Northstar Wireless said it is considering appealing the FCC's decision to deny it designated entity bidding credits in the AWS-3 spectrum auction.
The FCC voted unanimously, though with some reservation on commissioner Mignon Clyburn's part, to deny the discount given that Dish had put up most of the money and had contracted to build out and run the network. The text of that decision was posted Aug. 19.
Northstar, which was the third largest bidder, and winner, in the auction, said in a statement that it was "considering an appeal," which could either be a petition to reconsider, or a direct court challenge, though courts generally prefer parties appeal first to the agency.

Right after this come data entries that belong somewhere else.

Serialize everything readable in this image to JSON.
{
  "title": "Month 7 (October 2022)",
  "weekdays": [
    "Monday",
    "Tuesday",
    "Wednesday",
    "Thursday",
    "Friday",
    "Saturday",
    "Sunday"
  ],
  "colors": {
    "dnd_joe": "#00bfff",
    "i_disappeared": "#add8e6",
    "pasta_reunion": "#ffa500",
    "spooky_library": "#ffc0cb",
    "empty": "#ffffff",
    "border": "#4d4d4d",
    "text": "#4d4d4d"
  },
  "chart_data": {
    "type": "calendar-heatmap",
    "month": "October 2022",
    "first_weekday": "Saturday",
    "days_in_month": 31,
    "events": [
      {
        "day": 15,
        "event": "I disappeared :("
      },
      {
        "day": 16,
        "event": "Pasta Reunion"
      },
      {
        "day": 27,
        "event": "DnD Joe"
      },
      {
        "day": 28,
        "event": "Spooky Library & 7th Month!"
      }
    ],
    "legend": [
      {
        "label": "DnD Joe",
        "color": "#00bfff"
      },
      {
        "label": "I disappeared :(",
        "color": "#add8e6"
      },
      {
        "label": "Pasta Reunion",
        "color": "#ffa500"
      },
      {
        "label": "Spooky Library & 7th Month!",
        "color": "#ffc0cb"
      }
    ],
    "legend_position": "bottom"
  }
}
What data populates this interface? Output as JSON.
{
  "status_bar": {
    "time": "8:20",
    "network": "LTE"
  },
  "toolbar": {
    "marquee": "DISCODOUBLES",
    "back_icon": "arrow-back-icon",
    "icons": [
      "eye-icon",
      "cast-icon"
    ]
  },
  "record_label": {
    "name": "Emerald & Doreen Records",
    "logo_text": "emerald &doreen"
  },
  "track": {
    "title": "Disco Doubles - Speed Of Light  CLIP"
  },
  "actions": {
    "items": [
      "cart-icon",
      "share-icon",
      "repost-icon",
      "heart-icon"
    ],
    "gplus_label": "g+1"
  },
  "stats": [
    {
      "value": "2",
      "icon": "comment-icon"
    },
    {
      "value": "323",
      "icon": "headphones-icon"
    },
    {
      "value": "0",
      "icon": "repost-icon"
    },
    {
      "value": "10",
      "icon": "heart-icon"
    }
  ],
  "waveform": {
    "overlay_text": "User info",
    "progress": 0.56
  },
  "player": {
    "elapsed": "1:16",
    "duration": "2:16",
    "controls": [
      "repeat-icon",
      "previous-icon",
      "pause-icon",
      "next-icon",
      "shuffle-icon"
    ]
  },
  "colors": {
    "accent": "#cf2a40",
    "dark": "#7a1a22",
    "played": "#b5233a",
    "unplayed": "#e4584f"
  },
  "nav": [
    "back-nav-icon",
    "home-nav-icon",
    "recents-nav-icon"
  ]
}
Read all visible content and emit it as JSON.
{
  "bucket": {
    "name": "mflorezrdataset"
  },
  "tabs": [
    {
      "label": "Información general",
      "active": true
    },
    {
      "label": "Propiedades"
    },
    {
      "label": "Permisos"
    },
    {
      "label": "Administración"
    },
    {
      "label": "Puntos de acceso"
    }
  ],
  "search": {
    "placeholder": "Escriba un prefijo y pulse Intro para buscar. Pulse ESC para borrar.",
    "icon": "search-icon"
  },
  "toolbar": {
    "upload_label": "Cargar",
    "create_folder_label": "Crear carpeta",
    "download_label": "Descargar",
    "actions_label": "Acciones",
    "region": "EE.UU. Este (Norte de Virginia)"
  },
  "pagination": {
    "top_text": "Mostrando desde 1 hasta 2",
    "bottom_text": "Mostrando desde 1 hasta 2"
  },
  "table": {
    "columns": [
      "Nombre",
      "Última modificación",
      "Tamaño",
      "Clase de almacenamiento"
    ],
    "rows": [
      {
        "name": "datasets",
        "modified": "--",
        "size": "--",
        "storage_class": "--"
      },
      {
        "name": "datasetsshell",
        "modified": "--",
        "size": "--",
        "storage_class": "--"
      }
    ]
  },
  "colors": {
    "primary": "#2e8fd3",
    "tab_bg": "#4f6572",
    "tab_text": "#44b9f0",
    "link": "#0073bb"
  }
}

“We are extremely disappointed in the FCC’s decision,” said Aaron Schutt, president of Doyon, an investor group that "owns and controls" Northstar, and in which Dish is a partner. “The DE program was intended to provide greater fairness to minority-owned businesses in an industry virtually devoid of minority ownership. The FCC’s decision to deny Northstar Wireless our bid credits not only falls far short of that intent, it moves in the opposite direction. Departing from its own rules and precedent after the conclusion of the auction is patently unfair to us. We have diligently complied with all FCC rules, and structured our entity and agreements consistent with scores of other DEs approved by the FCC. We cannot see how it is possible to comply with rules that change after the fact.”
Doyon is an Alaska Native Regional Corporation, one of a baker’s dozen of such corporations set up by Congress as part of the Alaska Native Claims Settlement Act, according to the company. Shareholders include almost 20,000 Alaska natives.